The melting of polar ice sheets and mountain glaciers will likely continue for thousands of years, causing irreversible sea level rise, even if global warming is limited to 2 degrees Celsius, according to a new report published last week during the climate negotiations in Paris.

Sea levels could rise 13 to 33 feet or more unless far more ambitious steps are quickly taken to reduce greenhouse gas emissions, according to the report issued by the International Cryosphere Climate Initiative, a nonprofit research and policy organization based in Burlington, Vermont.

"Even if we stopped all warming today and we stayed at this level, we are looking at about 1 meter [3.3 feet] of sea level rise by 2300," said Pam Pearson, lead author of the report and director of the ICCI, who presented her findings on the sidelines of the Paris talks.  "The temperatures that we are reaching even today, let alone in two or three or four decades, could lock in changes that aren't going to be reversible on a human timescale."
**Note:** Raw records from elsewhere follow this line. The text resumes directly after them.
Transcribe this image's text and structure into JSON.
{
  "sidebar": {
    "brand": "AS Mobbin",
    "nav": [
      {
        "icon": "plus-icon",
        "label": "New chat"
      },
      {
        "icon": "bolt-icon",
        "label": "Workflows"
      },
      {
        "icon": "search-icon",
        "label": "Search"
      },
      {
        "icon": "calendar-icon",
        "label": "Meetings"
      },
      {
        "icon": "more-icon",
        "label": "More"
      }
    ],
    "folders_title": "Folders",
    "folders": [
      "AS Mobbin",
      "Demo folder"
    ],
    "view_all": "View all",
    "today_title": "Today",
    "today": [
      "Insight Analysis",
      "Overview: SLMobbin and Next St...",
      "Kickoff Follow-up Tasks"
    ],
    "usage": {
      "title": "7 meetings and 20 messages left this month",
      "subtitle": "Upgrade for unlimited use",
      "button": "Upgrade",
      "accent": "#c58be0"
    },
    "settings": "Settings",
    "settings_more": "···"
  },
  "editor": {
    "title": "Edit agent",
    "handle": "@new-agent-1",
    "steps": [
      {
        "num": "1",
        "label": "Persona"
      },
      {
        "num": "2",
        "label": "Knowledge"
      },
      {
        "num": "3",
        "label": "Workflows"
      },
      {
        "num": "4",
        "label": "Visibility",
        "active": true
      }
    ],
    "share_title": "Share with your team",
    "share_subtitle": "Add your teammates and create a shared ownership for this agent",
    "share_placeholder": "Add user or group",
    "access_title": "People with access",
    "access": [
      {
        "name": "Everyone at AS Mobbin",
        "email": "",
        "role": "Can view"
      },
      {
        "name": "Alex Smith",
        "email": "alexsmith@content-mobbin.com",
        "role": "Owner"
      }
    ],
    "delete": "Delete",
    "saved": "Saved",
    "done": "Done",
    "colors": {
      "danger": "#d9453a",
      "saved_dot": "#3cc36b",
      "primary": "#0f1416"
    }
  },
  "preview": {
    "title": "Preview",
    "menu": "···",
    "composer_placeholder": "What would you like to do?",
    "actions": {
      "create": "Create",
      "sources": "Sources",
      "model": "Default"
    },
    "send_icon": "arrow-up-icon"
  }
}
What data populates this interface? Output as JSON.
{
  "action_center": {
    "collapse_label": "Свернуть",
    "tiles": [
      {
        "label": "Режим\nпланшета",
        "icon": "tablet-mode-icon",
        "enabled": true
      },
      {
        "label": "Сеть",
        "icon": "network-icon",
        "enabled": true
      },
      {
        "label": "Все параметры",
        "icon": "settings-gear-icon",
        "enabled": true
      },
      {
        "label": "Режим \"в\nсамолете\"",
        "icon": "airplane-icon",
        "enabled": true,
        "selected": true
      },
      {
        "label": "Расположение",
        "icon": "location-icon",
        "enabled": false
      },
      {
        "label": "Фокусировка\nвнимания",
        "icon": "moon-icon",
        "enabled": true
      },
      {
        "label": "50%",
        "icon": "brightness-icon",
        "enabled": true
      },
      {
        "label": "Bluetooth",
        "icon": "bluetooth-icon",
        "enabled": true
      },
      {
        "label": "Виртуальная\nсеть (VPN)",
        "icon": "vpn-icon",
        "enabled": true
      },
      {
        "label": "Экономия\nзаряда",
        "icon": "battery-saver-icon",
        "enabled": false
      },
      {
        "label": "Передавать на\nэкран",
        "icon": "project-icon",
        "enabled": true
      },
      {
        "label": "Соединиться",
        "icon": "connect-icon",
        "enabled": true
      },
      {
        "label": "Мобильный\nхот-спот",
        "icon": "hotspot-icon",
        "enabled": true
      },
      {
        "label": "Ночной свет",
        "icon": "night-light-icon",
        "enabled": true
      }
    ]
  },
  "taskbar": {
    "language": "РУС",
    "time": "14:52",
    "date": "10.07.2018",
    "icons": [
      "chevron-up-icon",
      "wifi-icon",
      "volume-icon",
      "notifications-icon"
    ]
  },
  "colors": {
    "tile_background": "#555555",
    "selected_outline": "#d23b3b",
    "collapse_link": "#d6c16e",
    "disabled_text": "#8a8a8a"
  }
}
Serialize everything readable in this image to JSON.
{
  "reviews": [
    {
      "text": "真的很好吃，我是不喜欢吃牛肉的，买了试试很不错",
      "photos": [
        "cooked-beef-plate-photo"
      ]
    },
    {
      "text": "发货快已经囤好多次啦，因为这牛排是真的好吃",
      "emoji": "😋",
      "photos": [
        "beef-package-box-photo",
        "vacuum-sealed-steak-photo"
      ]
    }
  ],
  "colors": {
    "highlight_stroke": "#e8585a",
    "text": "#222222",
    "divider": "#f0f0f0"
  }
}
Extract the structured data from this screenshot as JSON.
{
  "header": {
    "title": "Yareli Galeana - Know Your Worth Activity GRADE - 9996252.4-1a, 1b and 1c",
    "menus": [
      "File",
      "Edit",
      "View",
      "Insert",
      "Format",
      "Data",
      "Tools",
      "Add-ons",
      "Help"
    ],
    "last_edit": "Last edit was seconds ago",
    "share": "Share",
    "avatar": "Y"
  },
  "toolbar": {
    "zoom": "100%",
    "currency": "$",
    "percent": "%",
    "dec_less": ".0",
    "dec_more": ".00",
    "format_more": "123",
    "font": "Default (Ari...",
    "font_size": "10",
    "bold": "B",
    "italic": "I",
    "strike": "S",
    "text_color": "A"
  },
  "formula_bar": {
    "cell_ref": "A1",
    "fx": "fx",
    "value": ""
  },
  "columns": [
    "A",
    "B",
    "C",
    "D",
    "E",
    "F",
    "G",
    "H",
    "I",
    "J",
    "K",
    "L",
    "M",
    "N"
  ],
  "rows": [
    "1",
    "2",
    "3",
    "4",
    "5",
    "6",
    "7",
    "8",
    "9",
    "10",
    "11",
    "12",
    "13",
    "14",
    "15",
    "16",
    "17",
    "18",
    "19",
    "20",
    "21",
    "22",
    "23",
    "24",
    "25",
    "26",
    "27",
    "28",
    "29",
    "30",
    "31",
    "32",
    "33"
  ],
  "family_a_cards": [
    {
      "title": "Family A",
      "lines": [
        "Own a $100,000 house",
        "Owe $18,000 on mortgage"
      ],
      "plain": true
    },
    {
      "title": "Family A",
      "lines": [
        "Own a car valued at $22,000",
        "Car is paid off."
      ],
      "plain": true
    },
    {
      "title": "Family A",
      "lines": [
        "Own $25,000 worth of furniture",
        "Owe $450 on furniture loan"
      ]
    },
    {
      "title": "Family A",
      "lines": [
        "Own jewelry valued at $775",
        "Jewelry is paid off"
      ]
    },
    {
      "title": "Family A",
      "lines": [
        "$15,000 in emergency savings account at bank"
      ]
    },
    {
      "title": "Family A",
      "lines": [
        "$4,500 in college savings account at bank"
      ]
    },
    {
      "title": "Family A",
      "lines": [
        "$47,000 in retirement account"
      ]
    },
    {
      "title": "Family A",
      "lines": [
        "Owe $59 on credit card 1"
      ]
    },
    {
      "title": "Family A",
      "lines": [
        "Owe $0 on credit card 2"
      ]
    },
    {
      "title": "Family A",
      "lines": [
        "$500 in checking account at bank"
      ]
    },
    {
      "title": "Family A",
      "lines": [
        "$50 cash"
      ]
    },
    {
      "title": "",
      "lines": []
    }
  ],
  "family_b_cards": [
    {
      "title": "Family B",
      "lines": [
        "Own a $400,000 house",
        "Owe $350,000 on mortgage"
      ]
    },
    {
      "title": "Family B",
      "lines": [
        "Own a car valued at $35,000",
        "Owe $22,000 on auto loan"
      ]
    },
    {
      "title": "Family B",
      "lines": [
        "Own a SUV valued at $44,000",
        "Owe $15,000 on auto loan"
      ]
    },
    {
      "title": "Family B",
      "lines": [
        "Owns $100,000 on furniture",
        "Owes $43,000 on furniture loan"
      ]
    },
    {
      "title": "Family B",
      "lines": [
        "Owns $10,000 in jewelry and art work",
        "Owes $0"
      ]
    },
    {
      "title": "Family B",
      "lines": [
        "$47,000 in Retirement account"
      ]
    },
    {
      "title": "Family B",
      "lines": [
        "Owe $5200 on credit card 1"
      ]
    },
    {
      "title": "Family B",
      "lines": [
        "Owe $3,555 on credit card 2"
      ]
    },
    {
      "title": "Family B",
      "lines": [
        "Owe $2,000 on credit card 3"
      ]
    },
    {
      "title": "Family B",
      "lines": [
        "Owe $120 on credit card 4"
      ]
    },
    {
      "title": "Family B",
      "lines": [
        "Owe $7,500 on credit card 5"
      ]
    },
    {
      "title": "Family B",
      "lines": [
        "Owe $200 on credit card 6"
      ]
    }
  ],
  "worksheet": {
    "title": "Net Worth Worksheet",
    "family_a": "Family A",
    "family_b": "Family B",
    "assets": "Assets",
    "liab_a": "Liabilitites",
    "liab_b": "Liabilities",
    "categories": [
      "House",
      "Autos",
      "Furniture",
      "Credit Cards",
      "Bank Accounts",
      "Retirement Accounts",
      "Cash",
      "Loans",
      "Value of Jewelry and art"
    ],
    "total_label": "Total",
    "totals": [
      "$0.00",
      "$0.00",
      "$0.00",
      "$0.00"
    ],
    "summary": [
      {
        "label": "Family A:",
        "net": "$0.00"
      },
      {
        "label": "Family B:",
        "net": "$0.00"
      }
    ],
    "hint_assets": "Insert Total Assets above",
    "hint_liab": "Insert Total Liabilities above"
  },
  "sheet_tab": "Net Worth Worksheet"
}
The findings show that achieving the ambitious goals set by the historic Paris Agreement won't be enough to avert catastrophic sea level rise and severe water shortages in areas dependent on glaciers.  The global climate accord set a goal of reducing greenhouse gas emissions enough to hold global warming "well below" 2 degrees Celsius since the preindustrial period, setting a preferred limit of 1.5 degrees.  Earth has already warmed by more than 0.8 degrees Celsius (1.4 degrees Fahrenheit) since the 1850s.

"We are in a very high-risk zone at 2 degrees.  We can constrain that risk to some extent if we keep it down to 1.5 degrees, but the lower the better," Pearson said.

While success may head off the worst effects of climate change, it wouldn't stop the melting, according to the ICCI.

"Once the ice starts moving and we start losing the mass, there is nothing really to stop it unless you are able to take temperatures down below preindustrial levels," Pearson said.  "The impacts will be way down the line, but they will be determined this century."

The ICCI report is a summary of scientists' most current understanding of the cryosphere, regions of the planet that are covered in ice and snow, and was reviewed by more than two dozen of the world's leading cryosphere experts.

Part of the reason for the melting of polar ice sheets and glaciers is that climate change is happening in the cryosphere faster than anywhere else.  Parts of the Arctic, Antarctica and many mountain regions have warmed two to three times faster than the rest of the planet, or 2 to 3.5 degrees Celsius (3.6 to 6.3 degrees Fahrenheit), according to the report.